I've tried using the distributive property and simplifying conjunction and disjunction pairs on the right side but have only got to this step so far.

$$P \vee (P \wedge Q) \\ \Leftrightarrow (P \vee P) \wedge (P \wedge P) \\ \Leftrightarrow P \wedge P \wedge Q \\ \Leftrightarrow P \wedge Q$$

Is there a "trick" for these types of proofs? A special technique? Any form of help is appreciated!

Answer 1

We prove each direction of the double implication. $$A \equiv B \Leftrightarrow (A\Rightarrow B) \land (B \Rightarrow A)$$Note that

$$P \implies (P \lor (P\land Q))\equiv \lnot P \lor P \lor (P\land Q)\equiv T \lor (P\land Q) \equiv T\tag{$\Rightarrow$}$$

Note: In the preceding string of equivalencies, $T$ denotes "true", and infact, we see that the forward implication is a tautology. Now, for the $\Leftarrow$ direction:

$$P\lor (P \land Q) \equiv (P\lor P) \land (P \lor Q) \equiv P \land (P \lor Q) \implies P\tag{$\Leftarrow$}$$

Therefore $$P \iff (P \lor (P \land Q))$$

Answer 2

Suppose first that P is true. From there you want to show that either P is true or P and Q are true. This basically follows.
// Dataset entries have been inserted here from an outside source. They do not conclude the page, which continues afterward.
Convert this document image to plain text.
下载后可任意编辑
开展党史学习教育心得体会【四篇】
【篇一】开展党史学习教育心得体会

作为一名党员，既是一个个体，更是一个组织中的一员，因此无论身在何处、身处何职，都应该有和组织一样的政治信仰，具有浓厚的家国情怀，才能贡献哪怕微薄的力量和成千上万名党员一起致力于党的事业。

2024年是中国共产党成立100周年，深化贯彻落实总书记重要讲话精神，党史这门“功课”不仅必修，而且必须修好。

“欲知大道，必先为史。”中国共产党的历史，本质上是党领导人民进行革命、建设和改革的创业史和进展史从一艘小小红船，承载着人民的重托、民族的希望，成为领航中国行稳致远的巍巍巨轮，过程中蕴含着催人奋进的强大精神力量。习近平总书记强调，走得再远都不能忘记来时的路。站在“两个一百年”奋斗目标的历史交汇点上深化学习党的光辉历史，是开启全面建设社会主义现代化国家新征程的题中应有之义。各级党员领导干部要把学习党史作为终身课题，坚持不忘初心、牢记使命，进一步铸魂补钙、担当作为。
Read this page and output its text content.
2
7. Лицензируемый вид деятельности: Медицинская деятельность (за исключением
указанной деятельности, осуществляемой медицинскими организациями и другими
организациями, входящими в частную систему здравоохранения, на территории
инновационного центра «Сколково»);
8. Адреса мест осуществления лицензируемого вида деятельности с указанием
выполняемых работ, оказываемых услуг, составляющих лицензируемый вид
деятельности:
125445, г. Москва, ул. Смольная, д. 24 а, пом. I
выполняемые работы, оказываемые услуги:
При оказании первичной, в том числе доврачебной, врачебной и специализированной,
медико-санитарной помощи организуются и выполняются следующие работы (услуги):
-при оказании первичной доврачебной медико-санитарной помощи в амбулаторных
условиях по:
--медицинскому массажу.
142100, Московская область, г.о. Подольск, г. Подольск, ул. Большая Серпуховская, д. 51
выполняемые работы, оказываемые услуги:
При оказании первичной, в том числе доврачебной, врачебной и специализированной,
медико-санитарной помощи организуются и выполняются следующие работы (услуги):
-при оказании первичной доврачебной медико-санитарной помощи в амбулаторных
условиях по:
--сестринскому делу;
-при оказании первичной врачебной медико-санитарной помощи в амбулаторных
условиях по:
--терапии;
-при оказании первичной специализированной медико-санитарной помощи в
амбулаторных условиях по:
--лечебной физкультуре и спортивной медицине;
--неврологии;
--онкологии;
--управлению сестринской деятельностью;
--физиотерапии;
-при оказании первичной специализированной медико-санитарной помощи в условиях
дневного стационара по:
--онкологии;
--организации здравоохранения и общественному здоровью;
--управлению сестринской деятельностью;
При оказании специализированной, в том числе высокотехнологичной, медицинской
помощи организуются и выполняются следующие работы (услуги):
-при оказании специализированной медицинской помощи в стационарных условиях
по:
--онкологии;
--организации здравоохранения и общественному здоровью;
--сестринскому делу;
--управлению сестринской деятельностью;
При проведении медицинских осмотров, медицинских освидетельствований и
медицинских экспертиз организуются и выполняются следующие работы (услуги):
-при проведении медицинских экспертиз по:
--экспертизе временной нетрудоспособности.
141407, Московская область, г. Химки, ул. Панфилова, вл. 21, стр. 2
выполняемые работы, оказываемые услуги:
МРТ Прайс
Then you want to suppose that P or P and Q are true. Take two cases. The first where P is true to show that P is true and then the second where P and Q are true. You want to then show that P is true.

Answer 3

Here is a simple direct way to prove this: \begin{align} & P \Leftrightarrow P \lor (P \land Q) \\ \Leftrightarrow & \;\;\;\;\;\text{"$\;p \lor q \Leftrightarrow q\;$ is one of the many ways to write $\;p \Rightarrow q\;$"} \\ & P \land Q \Rightarrow P \\ \Leftrightarrow & \;\;\;\;\;\text{"$\;\lnot p \lor q\;$ is another way to write $\;p \Rightarrow q\;$; DeMorgan"} \\ & \lnot P \lor \lnot Q \lor P \\ \Leftrightarrow & \;\;\;\;\;\text{"simplify: excluded middle; $\;p \lor \text{true} \Leftrightarrow \text{true}\;$"} \\ & \text{true} \\ \end{align}

Answer 4

Left to right:
If a in P then a in P and also a in P U Q then a in P ^ (P U Q)

Right to left:
If a in P ^ (P U Q) then a in P